Modeling of Kashmir Aftershock Decay Based on Static Coulomb Stress Changes and Laboratory-Derived Rate-and-State Dependent Friction Law

Abstract

We model the spatial and temporal evolution of October 8, 2005 Kashmir earthquake’s aftershock activity using the rate-and-state dependent friction model incorporating uncertainties in computed coseismic stress perturbations. We estimated the best possible value for frictional resistance “Aσ n”, background seismicity rate “r” and coefficient of stress variation “CV” using maximum log-likelihood method. For the whole Kashmir earthquake sequence, we measure a frictional resistance Aσ n ~ 0.0185 MPa, r ~ 20 M3.7+ events/year and CV = 0.94 ± 0.01. The spatial and temporal forecasted seismicity rate of modeled aftershocks fits well with the spatial and temporal distribution of observed aftershocks that occurred in the regions with positive static stress changes as well as in the apparent stress shadow region.

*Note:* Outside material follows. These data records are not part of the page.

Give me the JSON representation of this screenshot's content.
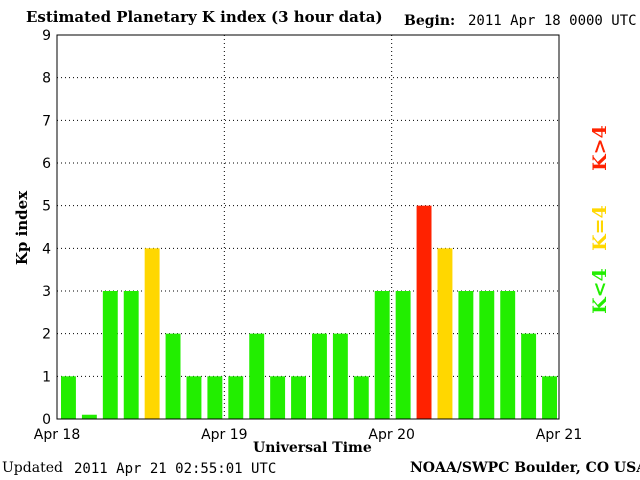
{
  "header": {
    "title": "Estimated Planetary K index (3 hour data)",
    "begin_label": "Begin:",
    "begin_value": "2011 Apr 18 0000 UTC"
  },
  "footer": {
    "updated_label": "Updated",
    "updated_value": "2011 Apr 21 02:55:01 UTC",
    "credit": "NOAA/SWPC Boulder, CO USA"
  },
  "legend": {
    "high": {
      "label": "K>4",
      "color": "#ff2200"
    },
    "mid": {
      "label": "K=4",
      "color": "#ffd700"
    },
    "low": {
      "label": "K<4",
      "color": "#22ee00"
    }
  },
  "chart_data": {
    "type": "bar",
    "title": "Estimated Planetary K index (3 hour data)",
    "xlabel": "Universal Time",
    "ylabel": "Kp index",
    "ylim": [
      0,
      9
    ],
    "yticks": [
      0,
      1,
      2,
      3,
      4,
      5,
      6,
      7,
      8,
      9
    ],
    "xlim": [
      "2011-04-18 00:00",
      "2011-04-21 00:00"
    ],
    "xticks": [
      "Apr 18",
      "Apr 19",
      "Apr 20",
      "Apr 21"
    ],
    "grid": true,
    "interval_hours": 3,
    "values": [
      1,
      0.1,
      3,
      3,
      4,
      2,
      1,
      1,
      1,
      2,
      1,
      1,
      2,
      2,
      1,
      3,
      3,
      5,
      4,
      3,
      3,
      3,
      2,
      1
    ],
    "colors": {
      "below_4": "#22ee00",
      "equal_4": "#ffd700",
      "above_4": "#ff2200"
    }
  }
}
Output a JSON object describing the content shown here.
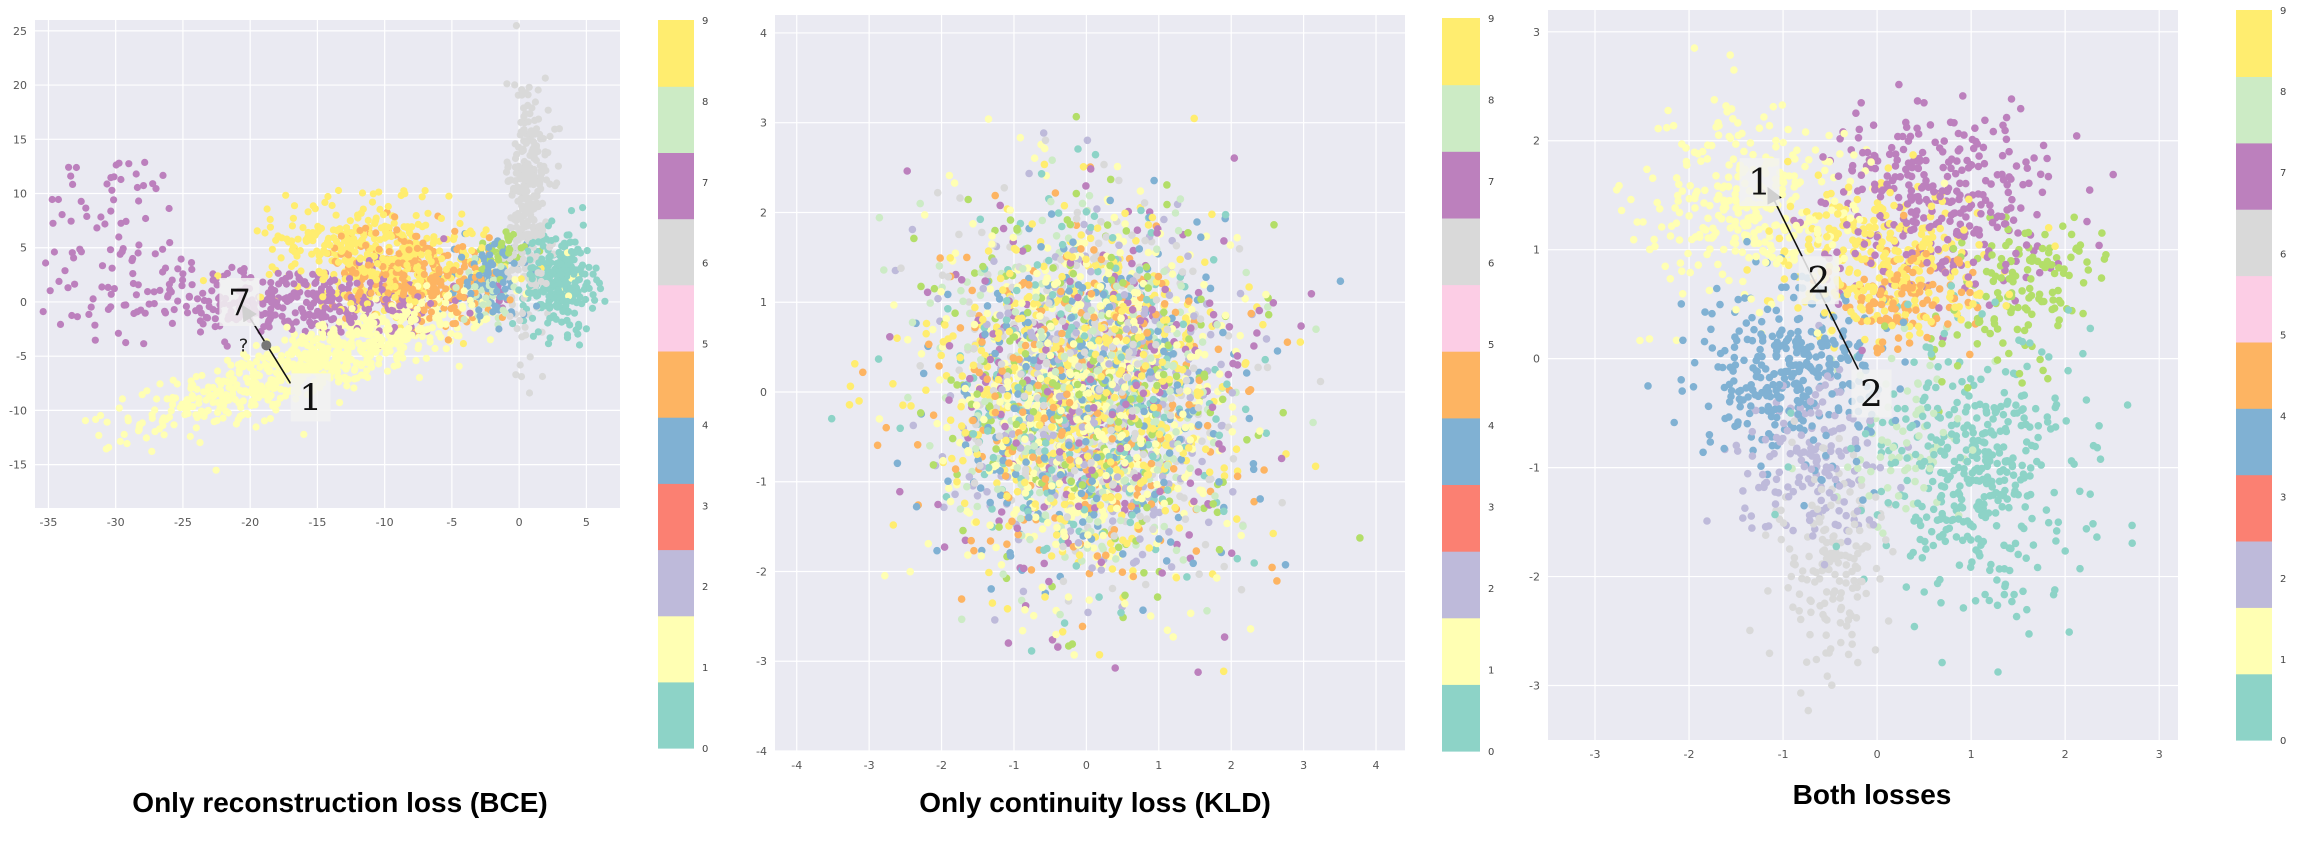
{
  "palette": [
    "#8dd3c7",
    "#ffffb3",
    "#bebada",
    "#fb8072",
    "#80b1d3",
    "#fdb462",
    "#b3de69",
    "#fccde5",
    "#d9d9d9",
    "#bc80bd",
    "#ccebc5",
    "#ffed6f"
  ],
  "colorbar_labels": [
    "0",
    "1",
    "2",
    "3",
    "4",
    "5",
    "6",
    "7",
    "8",
    "9"
  ],
  "chart_data": [
    {
      "type": "scatter",
      "title": "Only reconstruction loss (BCE)",
      "xlabel": "",
      "ylabel": "",
      "xlim": [
        -36,
        7.5
      ],
      "ylim": [
        -19,
        26
      ],
      "xticks": [
        -35,
        -30,
        -25,
        -20,
        -15,
        -10,
        -5,
        0,
        5
      ],
      "yticks": [
        -15,
        -10,
        -5,
        0,
        5,
        10,
        15,
        20,
        25
      ],
      "grid": true,
      "colorbar": "right",
      "clusters": [
        {
          "label": 1,
          "center": [
            -15,
            -5.5
          ],
          "spread": [
            7,
            1.5
          ],
          "angle": 0.4,
          "n": 700
        },
        {
          "label": 7,
          "center": [
            -17,
            0
          ],
          "spread": [
            7,
            1.6
          ],
          "angle": 0.03,
          "n": 360
        },
        {
          "label": 7,
          "center": [
            -30,
            7
          ],
          "spread": [
            3,
            3.5
          ],
          "angle": 0,
          "n": 70
        },
        {
          "label": 9,
          "center": [
            -10.5,
            4.5
          ],
          "spread": [
            3.8,
            2.4
          ],
          "angle": -0.2,
          "n": 420
        },
        {
          "label": 4,
          "center": [
            -8,
            2.5
          ],
          "spread": [
            3,
            2
          ],
          "angle": -0.3,
          "n": 260
        },
        {
          "label": 6,
          "center": [
            0.7,
            9
          ],
          "spread": [
            0.8,
            6
          ],
          "angle": 0,
          "n": 300
        },
        {
          "label": 0,
          "center": [
            3,
            2
          ],
          "spread": [
            1.3,
            2.3
          ],
          "angle": 0,
          "n": 260
        },
        {
          "label": 3,
          "center": [
            -2,
            2
          ],
          "spread": [
            1.3,
            1.8
          ],
          "angle": 0,
          "n": 110
        },
        {
          "label": 5,
          "center": [
            -1.5,
            4.5
          ],
          "spread": [
            1,
            1
          ],
          "angle": 0,
          "n": 40
        },
        {
          "label": 8,
          "center": [
            -2.5,
            1
          ],
          "spread": [
            1.5,
            1.5
          ],
          "angle": 0,
          "n": 40
        }
      ],
      "annotations": [
        {
          "text": "7",
          "at": [
            -20.8,
            0
          ]
        },
        {
          "text": "1",
          "at": [
            -15.5,
            -8.8
          ]
        },
        {
          "text": "?",
          "at": [
            -19.6,
            -4
          ]
        }
      ],
      "arrow": {
        "from": [
          -17,
          -7.5
        ],
        "to": [
          -20.5,
          -0.5
        ],
        "midpoint": [
          -18.8,
          -4
        ]
      }
    },
    {
      "type": "scatter",
      "title": "Only continuity loss (KLD)",
      "xlabel": "",
      "ylabel": "",
      "xlim": [
        -4.3,
        4.4
      ],
      "ylim": [
        -4,
        4.2
      ],
      "xticks": [
        -4,
        -3,
        -2,
        -1,
        0,
        1,
        2,
        3,
        4
      ],
      "yticks": [
        -4,
        -3,
        -2,
        -1,
        0,
        1,
        2,
        3,
        4
      ],
      "grid": true,
      "colorbar": "right",
      "clusters": [
        {
          "label": "mixed",
          "center": [
            0,
            0
          ],
          "spread": [
            1,
            1
          ],
          "angle": 0,
          "n": 3200
        }
      ]
    },
    {
      "type": "scatter",
      "title": "Both losses",
      "xlabel": "",
      "ylabel": "",
      "xlim": [
        -3.5,
        3.2
      ],
      "ylim": [
        -3.5,
        3.2
      ],
      "xticks": [
        -3,
        -2,
        -1,
        0,
        1,
        2,
        3
      ],
      "yticks": [
        -3,
        -2,
        -1,
        0,
        1,
        2,
        3
      ],
      "grid": true,
      "colorbar": "right",
      "clusters": [
        {
          "label": 1,
          "center": [
            -1.4,
            1.4
          ],
          "spread": [
            0.55,
            0.45
          ],
          "angle": 0,
          "n": 320
        },
        {
          "label": 7,
          "center": [
            0.6,
            1.5
          ],
          "spread": [
            0.6,
            0.45
          ],
          "angle": 0,
          "n": 330
        },
        {
          "label": 9,
          "center": [
            0.1,
            0.9
          ],
          "spread": [
            0.55,
            0.35
          ],
          "angle": 0,
          "n": 280
        },
        {
          "label": 4,
          "center": [
            0.3,
            0.6
          ],
          "spread": [
            0.35,
            0.25
          ],
          "angle": 0,
          "n": 120
        },
        {
          "label": 5,
          "center": [
            1.5,
            0.6
          ],
          "spread": [
            0.45,
            0.3
          ],
          "angle": 0.5,
          "n": 140
        },
        {
          "label": 3,
          "center": [
            -0.9,
            -0.1
          ],
          "spread": [
            0.5,
            0.4
          ],
          "angle": 0,
          "n": 320
        },
        {
          "label": 2,
          "center": [
            -0.7,
            -0.9
          ],
          "spread": [
            0.4,
            0.4
          ],
          "angle": 0,
          "n": 150
        },
        {
          "label": 0,
          "center": [
            1.1,
            -1
          ],
          "spread": [
            0.55,
            0.6
          ],
          "angle": 0,
          "n": 400
        },
        {
          "label": 6,
          "center": [
            -0.5,
            -1.9
          ],
          "spread": [
            0.3,
            0.5
          ],
          "angle": 0,
          "n": 160
        },
        {
          "label": 8,
          "center": [
            0.3,
            -0.7
          ],
          "spread": [
            0.4,
            0.4
          ],
          "angle": 0,
          "n": 70
        }
      ],
      "annotations": [
        {
          "text": "1",
          "at": [
            -1.25,
            1.62
          ]
        },
        {
          "text": "2",
          "at": [
            -0.62,
            0.72
          ]
        },
        {
          "text": "2",
          "at": [
            -0.06,
            -0.32
          ]
        }
      ],
      "arrow": {
        "from": [
          -0.2,
          -0.1
        ],
        "to": [
          -1.15,
          1.55
        ]
      }
    }
  ]
}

To quantify the effect of secondary aftershock triggering, we have re-run the estimations for 100 stochastically declustered catalogs showing that the effect of aftershock-induced secondary stress changes is obviously minor compared to the overall uncertainties, and that the stress variability related to uncertain slip model inversions and receiver mechanisms remains the major factor to provide a reasonable data fit.